For patients in whom a herniated disk is the cause of cauda equina syndrome, a laminotomy or laminectomy to allow for decompression of the canal is recommended, followed by gentle retraction and discectomy.

In a more chronic presentation with less severe symptoms, decompression could be performed when medically feasible and should be delayed to optimize the patient's medical condition; with this precaution, decompression is less likely to lead to irreversible neurological damage.

Surgical treatment may be necessary for decompression or tumor removal, especially if the patient presents with acute onset of symptoms. Surgical treatment may include laminectomy and instrumentation/fusion for stabilization or discectomy. Other surgical care may entail wound care (eg, debridement, skin graft, and skin flap/myocutaneous flap).

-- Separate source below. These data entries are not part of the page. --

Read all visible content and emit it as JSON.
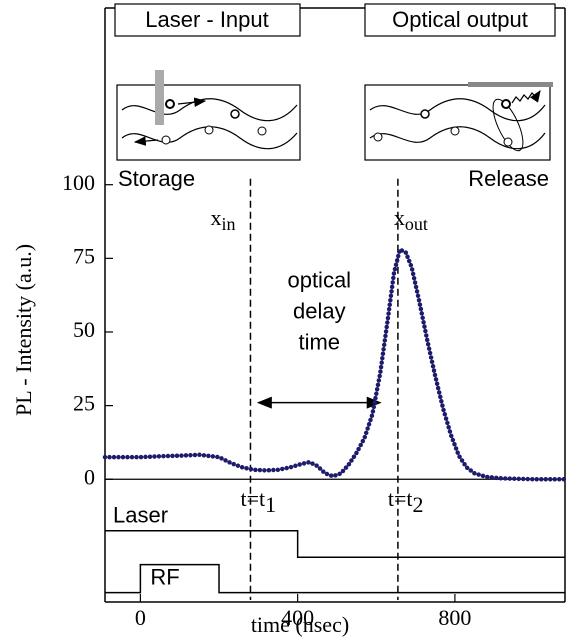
{
  "chart_data": {
    "type": "line",
    "xlabel": "time (nsec)",
    "ylabel": "PL - Intensity (a.u.)",
    "xlim": [
      -90,
      1080
    ],
    "ylim": [
      -41,
      160
    ],
    "xticks": [
      0,
      400,
      800
    ],
    "yticks": [
      0,
      25,
      50,
      75,
      100
    ],
    "x": [
      -90,
      -40,
      0,
      50,
      100,
      150,
      200,
      230,
      260,
      290,
      320,
      350,
      380,
      410,
      430,
      450,
      470,
      490,
      510,
      530,
      550,
      570,
      590,
      610,
      630,
      645,
      660,
      675,
      690,
      710,
      730,
      750,
      770,
      790,
      810,
      830,
      850,
      880,
      920,
      1000,
      1080
    ],
    "series": [
      {
        "color": "#1c1c6b",
        "values": [
          7.5,
          7.5,
          7.5,
          7.8,
          8,
          8.3,
          7.5,
          5.5,
          4,
          3.2,
          3,
          3.2,
          4,
          5.2,
          5.8,
          4.5,
          2,
          1,
          2,
          5,
          9,
          14,
          22,
          36,
          55,
          70,
          78,
          77,
          72,
          60,
          47,
          35,
          24,
          15,
          8,
          4,
          2,
          0.8,
          0.3,
          0,
          0
        ]
      }
    ],
    "traces": [
      {
        "name": "Laser",
        "x": [
          -90,
          400,
          400,
          1080
        ],
        "values": [
          -17.5,
          -17.5,
          -26.5,
          -26.5
        ]
      },
      {
        "name": "RF",
        "x": [
          -90,
          0,
          0,
          200,
          200,
          1080
        ],
        "values": [
          -38.5,
          -38.5,
          -29,
          -29,
          -38.5,
          -38.5
        ]
      }
    ],
    "markers": [
      {
        "x": 280,
        "label": "x",
        "sub": "in",
        "time_label": "t=t",
        "time_sub": "1"
      },
      {
        "x": 655,
        "label": "x",
        "sub": "out",
        "time_label": "t=t",
        "time_sub": "2"
      }
    ],
    "arrow": {
      "x": [
        300,
        610
      ],
      "y": 26,
      "label": [
        "optical",
        "delay",
        "time"
      ]
    },
    "panels": [
      {
        "title": "Laser - Input",
        "caption": "Storage"
      },
      {
        "title": "Optical output",
        "caption": "Release"
      }
    ]
  }
}
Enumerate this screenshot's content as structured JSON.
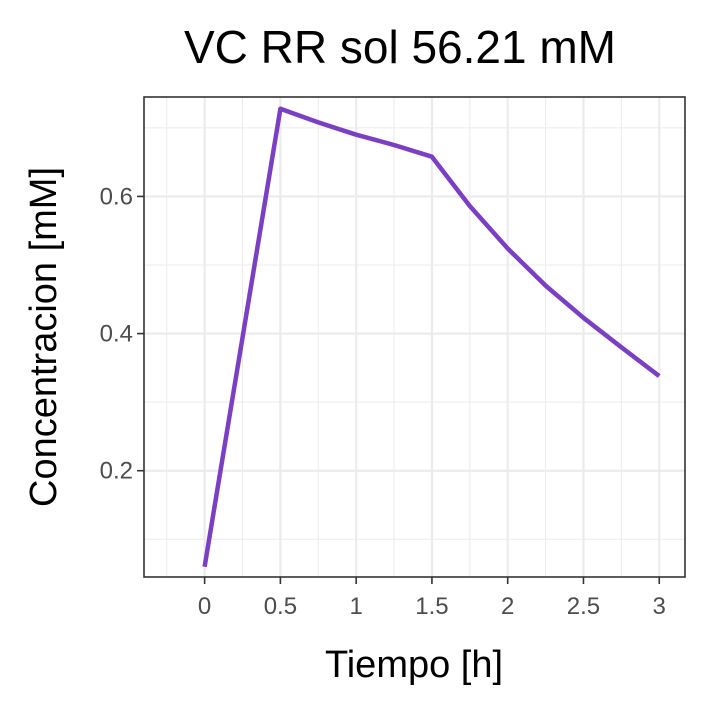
{
  "chart_data": {
    "type": "line",
    "title": "VC RR sol 56.21 mM",
    "xlabel": "Tiempo [h]",
    "ylabel": "Concentracion [mM]",
    "xlim": [
      -0.4,
      3.17
    ],
    "ylim": [
      0.045,
      0.745
    ],
    "x_ticks": [
      0,
      0.5,
      1,
      1.5,
      2,
      2.5,
      3
    ],
    "x_tick_labels": [
      "0",
      "0.5",
      "1",
      "1.5",
      "2",
      "2.5",
      "3"
    ],
    "y_ticks": [
      0.2,
      0.4,
      0.6
    ],
    "y_tick_labels": [
      "0.2",
      "0.4",
      "0.6"
    ],
    "grid": true,
    "series": [
      {
        "color": "#7B3FC4",
        "x": [
          0,
          0.5,
          0.75,
          1.0,
          1.25,
          1.5,
          1.75,
          2.0,
          2.25,
          2.5,
          2.75,
          3.0
        ],
        "y": [
          0.06,
          0.728,
          0.708,
          0.69,
          0.675,
          0.658,
          0.586,
          0.524,
          0.47,
          0.423,
          0.38,
          0.338
        ]
      }
    ]
  }
}
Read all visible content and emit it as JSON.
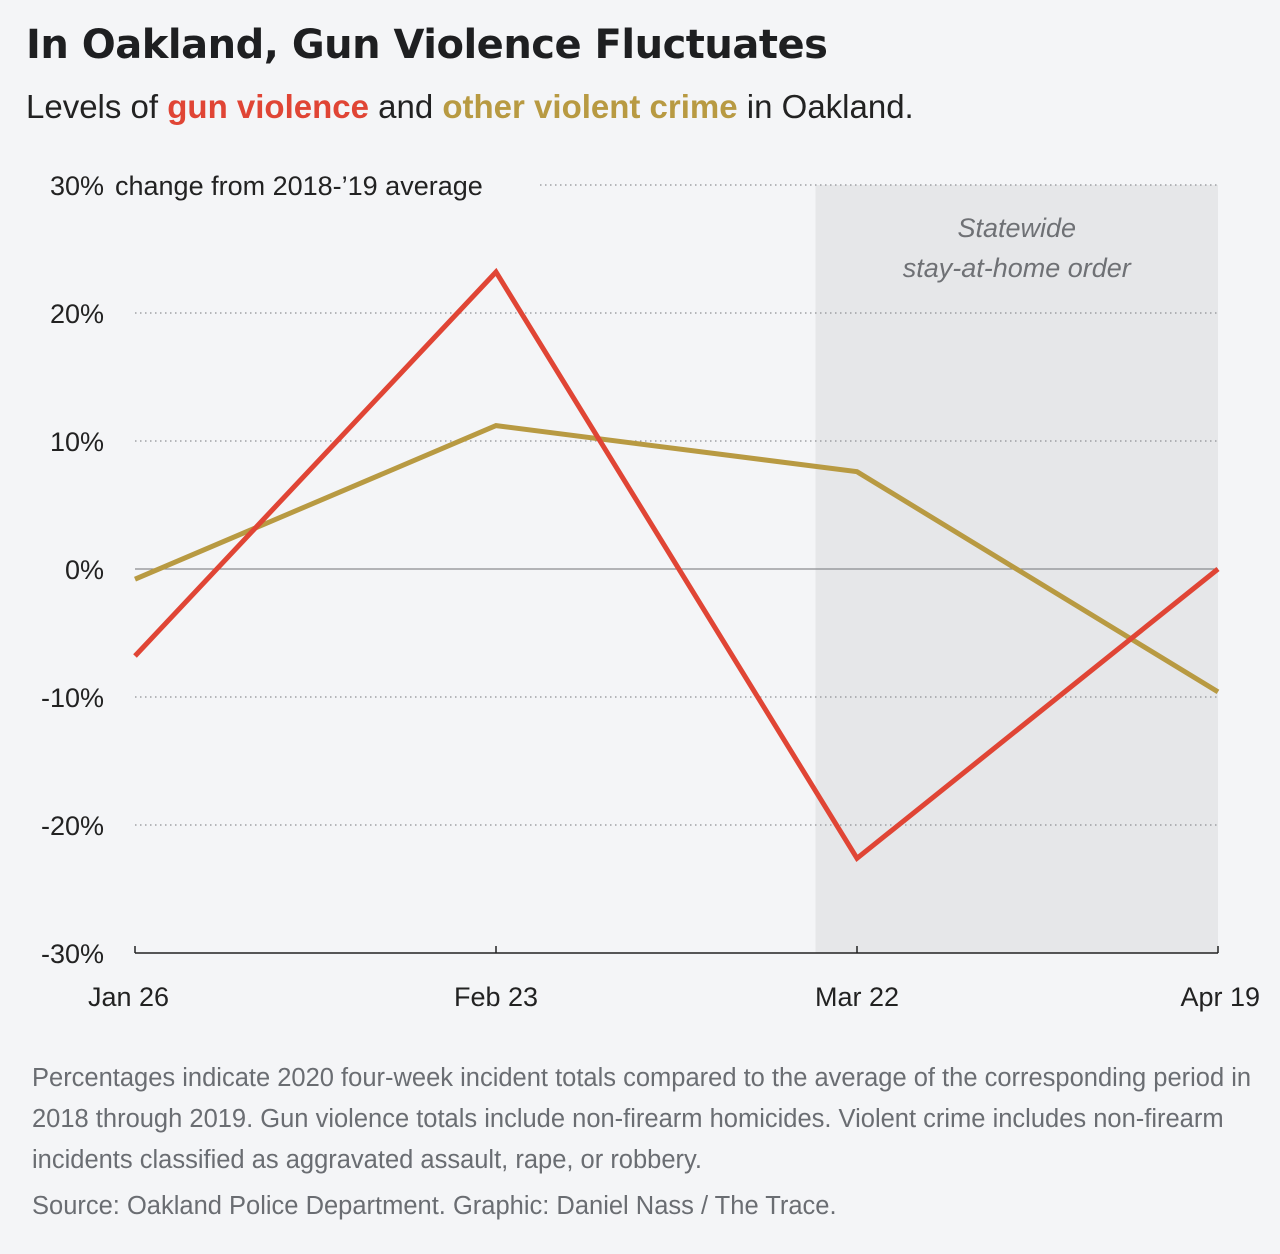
{
  "header": {
    "title": "In Oakland, Gun Violence Fluctuates",
    "subtitle_prefix": "Levels of ",
    "subtitle_gun": "gun violence",
    "subtitle_mid": " and ",
    "subtitle_other": "other violent crime",
    "subtitle_suffix": " in Oakland."
  },
  "colors": {
    "gun": "#e04535",
    "other": "#b89a42",
    "shade": "#e6e7e9",
    "background": "#f4f5f7"
  },
  "chart_data": {
    "type": "line",
    "ylabel": "change from 2018-’19 average",
    "ylim": [
      -30,
      30
    ],
    "yticks": [
      30,
      20,
      10,
      0,
      -10,
      -20,
      -30
    ],
    "ytick_labels": [
      "30%",
      "20%",
      "10%",
      "0%",
      "-10%",
      "-20%",
      "-30%"
    ],
    "categories": [
      "Jan 26",
      "Feb 23",
      "Mar 22",
      "Apr 19"
    ],
    "grid": true,
    "series": [
      {
        "key": "gun",
        "values": [
          -6.8,
          23.2,
          -22.6,
          0
        ]
      },
      {
        "key": "other",
        "values": [
          -0.8,
          11.2,
          7.6,
          -9.6
        ]
      }
    ],
    "annotation": {
      "lines": [
        "Statewide",
        "stay-at-home order"
      ],
      "x_start": "Mar 22",
      "x_end": "Apr 19"
    }
  },
  "footer": {
    "notes": "Percentages indicate 2020 four-week incident totals compared to the average of the corresponding period in 2018 through 2019. Gun violence totals include non-firearm homicides. Violent crime includes non-firearm incidents classified as aggravated assault, rape, or robbery.",
    "source": "Source: Oakland Police Department. Graphic: Daniel Nass / The Trace."
  }
}
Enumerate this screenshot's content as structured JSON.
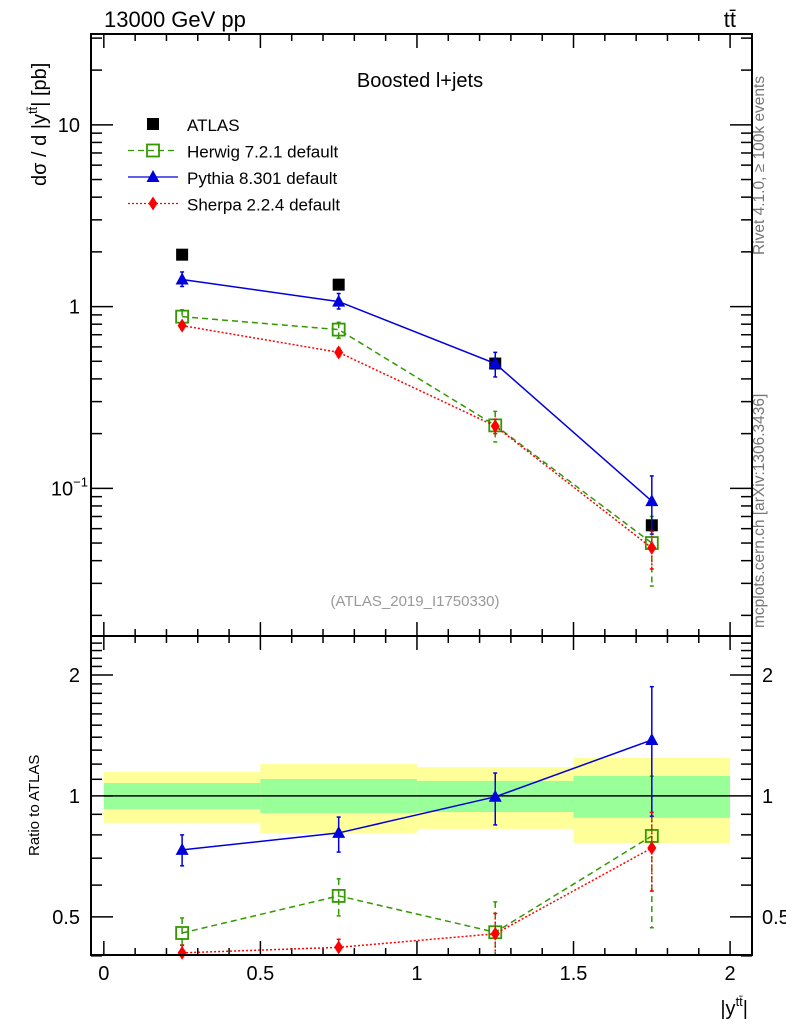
{
  "header": {
    "left": "13000 GeV pp",
    "right": "tt̄"
  },
  "side_text": {
    "rivet": "Rivet 4.1.0, ≥ 100k events",
    "mcplots": "mcplots.cern.ch [arXiv:1306.3436]"
  },
  "chart_data": [
    {
      "type": "line",
      "title": "Boosted l+jets",
      "analysis_label": "(ATLAS_2019_I1750330)",
      "ylabel": {
        "main": "dσ / d |y",
        "sup": "tt̄",
        "tail": "| [pb]"
      },
      "yscale": "log",
      "ylim": [
        0.0154,
        31.6
      ],
      "xlim": [
        -0.041,
        2.07
      ],
      "yticks": [
        {
          "value": 10,
          "base": "10",
          "exp": ""
        },
        {
          "value": 1,
          "base": "1",
          "exp": ""
        },
        {
          "value": 0.1,
          "base": "10",
          "exp": "−1"
        }
      ],
      "legend_position": "top-left",
      "x": [
        0.25,
        0.75,
        1.25,
        1.75
      ],
      "series": [
        {
          "name": "ATLAS",
          "color": "#000000",
          "marker": "filled-square",
          "line": "none",
          "values": [
            1.93,
            1.32,
            0.486,
            0.0626
          ],
          "err_lo": [
            1.93,
            1.32,
            0.486,
            0.0626
          ],
          "err_hi": [
            1.93,
            1.32,
            0.486,
            0.0626
          ]
        },
        {
          "name": "Herwig 7.2.1 default",
          "color": "#339900",
          "marker": "open-square",
          "line": "dashed",
          "values": [
            0.88,
            0.747,
            0.222,
            0.05
          ],
          "err_lo": [
            0.82,
            0.67,
            0.18,
            0.029
          ],
          "err_hi": [
            0.96,
            0.82,
            0.265,
            0.07
          ]
        },
        {
          "name": "Pythia 8.301 default",
          "color": "#0000dd",
          "marker": "triangle",
          "line": "solid",
          "values": [
            1.41,
            1.065,
            0.486,
            0.085
          ],
          "err_lo": [
            1.29,
            0.97,
            0.41,
            0.056
          ],
          "err_hi": [
            1.55,
            1.18,
            0.56,
            0.117
          ]
        },
        {
          "name": "Sherpa 2.2.4 default",
          "color": "#ff0000",
          "marker": "diamond",
          "line": "dotted",
          "values": [
            0.786,
            0.56,
            0.22,
            0.047
          ],
          "err_lo": [
            0.75,
            0.53,
            0.2,
            0.036
          ],
          "err_hi": [
            0.82,
            0.59,
            0.24,
            0.058
          ]
        }
      ]
    },
    {
      "type": "line",
      "ylabel": "Ratio to ATLAS",
      "xlabel": {
        "main": "|y",
        "sup": "tt̄",
        "tail": "|"
      },
      "yscale": "log",
      "ylim": [
        0.402,
        2.5
      ],
      "xlim": [
        -0.041,
        2.07
      ],
      "yticks": [
        "0.5",
        "1",
        "2"
      ],
      "ytick_values": [
        0.5,
        1,
        2
      ],
      "xticks": [
        "0",
        "0.5",
        "1",
        "1.5",
        "2"
      ],
      "xtick_values": [
        0,
        0.5,
        1,
        1.5,
        2
      ],
      "bins": [
        [
          0,
          0.5
        ],
        [
          0.5,
          1
        ],
        [
          1,
          1.5
        ],
        [
          1.5,
          2
        ]
      ],
      "band_outer": {
        "color": "#ffff99",
        "lo": [
          0.857,
          0.809,
          0.828,
          0.764
        ],
        "hi": [
          1.147,
          1.2,
          1.18,
          1.243
        ]
      },
      "band_inner": {
        "color": "#99ff99",
        "lo": [
          0.928,
          0.907,
          0.912,
          0.882
        ],
        "hi": [
          1.077,
          1.102,
          1.09,
          1.121
        ]
      },
      "x": [
        0.25,
        0.75,
        1.25,
        1.75
      ],
      "series": [
        {
          "name": "Herwig 7.2.1 default",
          "color": "#339900",
          "marker": "open-square",
          "line": "dashed",
          "values": [
            0.456,
            0.564,
            0.458,
            0.795
          ],
          "err_lo": [
            0.426,
            0.503,
            0.4,
            0.47
          ],
          "err_hi": [
            0.497,
            0.622,
            0.545,
            1.12
          ]
        },
        {
          "name": "Pythia 8.301 default",
          "color": "#0000dd",
          "marker": "triangle",
          "line": "solid",
          "values": [
            0.734,
            0.809,
            0.995,
            1.378
          ],
          "err_lo": [
            0.67,
            0.725,
            0.847,
            0.89
          ],
          "err_hi": [
            0.8,
            0.886,
            1.14,
            1.87
          ]
        },
        {
          "name": "Sherpa 2.2.4 default",
          "color": "#ff0000",
          "marker": "diamond",
          "line": "dotted",
          "values": [
            0.407,
            0.42,
            0.454,
            0.742
          ],
          "err_lo": [
            0.39,
            0.4,
            0.4,
            0.58
          ],
          "err_hi": [
            0.425,
            0.44,
            0.51,
            0.91
          ]
        }
      ]
    }
  ]
}
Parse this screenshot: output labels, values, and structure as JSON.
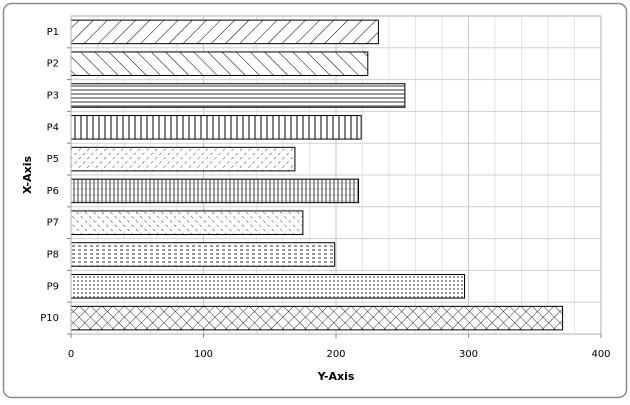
{
  "chart_data": {
    "type": "barh",
    "x_label": "Y-Axis",
    "y_label": "X-Axis",
    "categories": [
      "P1",
      "P2",
      "P3",
      "P4",
      "P5",
      "P6",
      "P7",
      "P8",
      "P9",
      "P10"
    ],
    "values": [
      232,
      224,
      252,
      219,
      169,
      217,
      175,
      199,
      297,
      371
    ],
    "color": "#ffffff",
    "xlim": [
      0,
      400
    ],
    "xticks": [
      0,
      100,
      200,
      300,
      400
    ],
    "xminor_ticks": [
      20,
      40,
      60,
      80,
      120,
      140,
      160,
      180,
      220,
      240,
      260,
      280,
      320,
      340,
      360,
      380
    ],
    "grid": true
  }
}
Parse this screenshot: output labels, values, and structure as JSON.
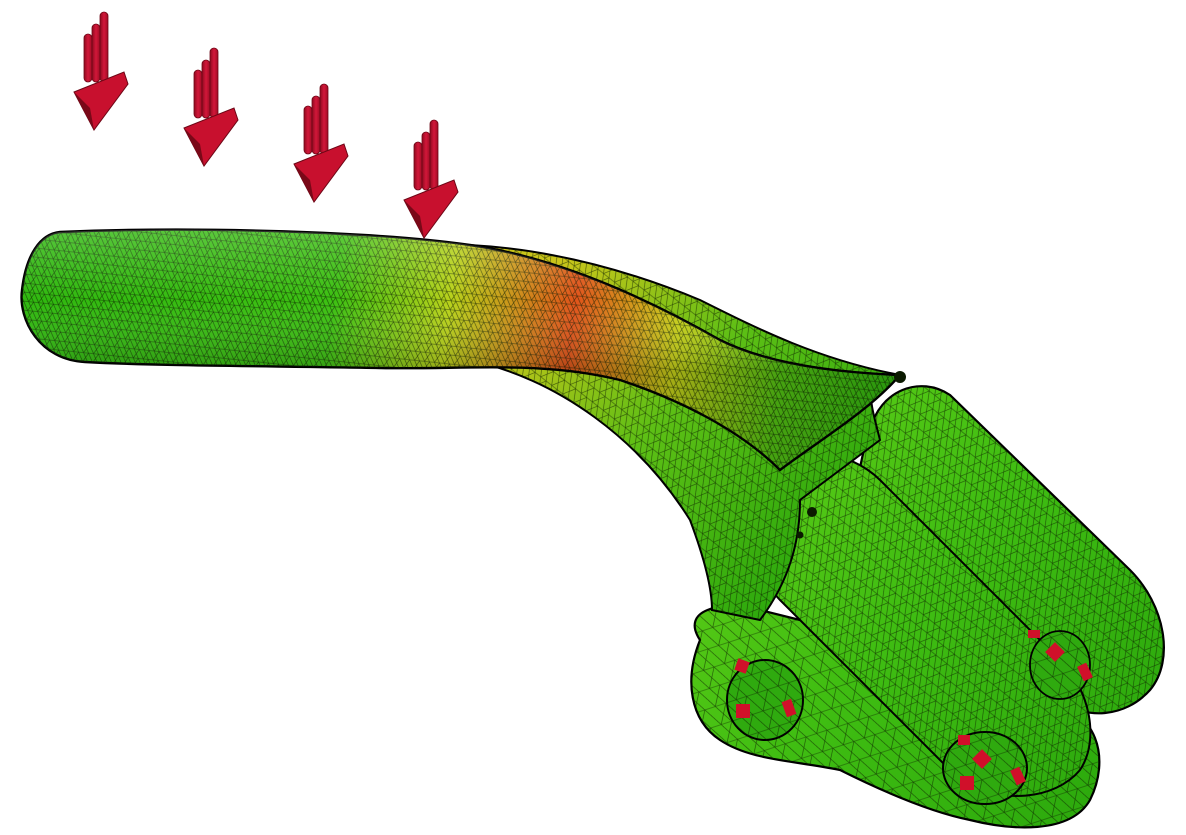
{
  "scene": {
    "description_free": true,
    "colors": {
      "background": "#ffffff",
      "stress_low": "#2fb80f",
      "stress_mid": "#d6d91a",
      "stress_high": "#e0531a",
      "mesh_lines": "#0a1a00",
      "load_arrow": "#c8102e",
      "fixture_marker": "#d0102a",
      "outline": "#000000"
    },
    "icons": {
      "load_arrows": [
        "load-arrow-icon",
        "load-arrow-icon",
        "load-arrow-icon",
        "load-arrow-icon"
      ],
      "fixtures": [
        "fixed-support-icon",
        "fixed-support-icon",
        "fixed-support-icon"
      ]
    },
    "load_arrow_count": 4,
    "mounting_hole_count": 3
  }
}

Many clinical and experimental reports have presented data on the functional outcome based on the timing of surgical decompression. [4] Several investigators have reported no significant differences in the degree of functional recovery as a function of the timing of surgical decompression. [96, 97, 99] Even with these findings, however, most investigators recommend surgical decompression as soon as possible after the onset of symptoms to offer the greatest chance of complete neurologic recovery.

On discharge from the surgical ward, patients often are transferred to an acute rehabilitation unit, from which they may be discharged, transferred to a subacute unit, or transferred to long-term care, depending on the level of long-term disability.